Алиса лежала на тахте, к ней приставал щенок эрдель, требуя чтобы его почесали. У них была такая игра: Алиса чесала его длинными ногтями но крестцу от шеи к обрубку хвоста, он изгибался, задирал морду и часто-часто колотил левой лапой по полу. А потом она говорила, словно про себя: «Надо Проше бородку расчесать», — и он тут же, жалко ссутулившись и поджимая свой обрубок, убегал и с грохотом забивался под стол, чтобы минуты через две-три появиться опять с великой опаской, тогда все начиналось сначала. Это был ежедневный, слегка, надоевший мне своим однообразием ритуал, но почему-то в тот день, когда мы погрузились в морскую пучину, я сказал себе на слезном спазме: «Это и есть счастье.
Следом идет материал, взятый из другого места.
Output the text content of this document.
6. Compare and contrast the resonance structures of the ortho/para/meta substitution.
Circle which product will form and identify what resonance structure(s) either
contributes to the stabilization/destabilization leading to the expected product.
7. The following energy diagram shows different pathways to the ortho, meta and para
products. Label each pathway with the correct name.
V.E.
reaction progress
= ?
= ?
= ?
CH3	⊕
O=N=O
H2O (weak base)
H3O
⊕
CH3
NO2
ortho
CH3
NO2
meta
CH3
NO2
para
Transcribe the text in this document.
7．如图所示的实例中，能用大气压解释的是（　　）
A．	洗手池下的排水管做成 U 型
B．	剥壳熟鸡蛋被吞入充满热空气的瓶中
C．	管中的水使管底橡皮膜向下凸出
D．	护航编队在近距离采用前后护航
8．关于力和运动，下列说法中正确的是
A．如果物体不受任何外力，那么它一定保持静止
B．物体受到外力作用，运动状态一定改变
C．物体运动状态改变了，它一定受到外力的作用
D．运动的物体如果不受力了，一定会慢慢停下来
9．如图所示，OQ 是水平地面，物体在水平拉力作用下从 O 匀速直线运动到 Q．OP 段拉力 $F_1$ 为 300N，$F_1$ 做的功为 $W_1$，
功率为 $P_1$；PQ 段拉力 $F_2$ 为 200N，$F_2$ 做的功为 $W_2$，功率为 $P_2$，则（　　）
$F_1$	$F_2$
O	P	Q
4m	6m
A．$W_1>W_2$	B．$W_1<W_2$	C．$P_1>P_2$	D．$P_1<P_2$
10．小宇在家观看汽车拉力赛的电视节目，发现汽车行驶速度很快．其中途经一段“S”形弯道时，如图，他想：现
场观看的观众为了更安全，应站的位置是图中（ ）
Когда-нибудь ты вспомнишь о нем.»
Мог ли я думать, что воспоминание приведет к синему лягушонку, скорчившемуся у весенней воды?..
В нашей долгой жизни с Алисой — мы и серебряную справили — было столько Берендеевых лесов, столько Средиземноморья, островов, лагун, столько храмов и старинных городов, дивной музыки и нетленной живописи, а образом счастья оказался мокрый сад, терраса и длинные пальцы, погруженные в жесткие завитки эрдельей шерсти.
Так я томился на берегу, маленький, жалкий комок плоти, выплевок, куда запихали слишком большую душу, а вокруг творилось вечное волшебство Божьего мира — ночь высеребрилась из края в край и наполнилась тайными голосами…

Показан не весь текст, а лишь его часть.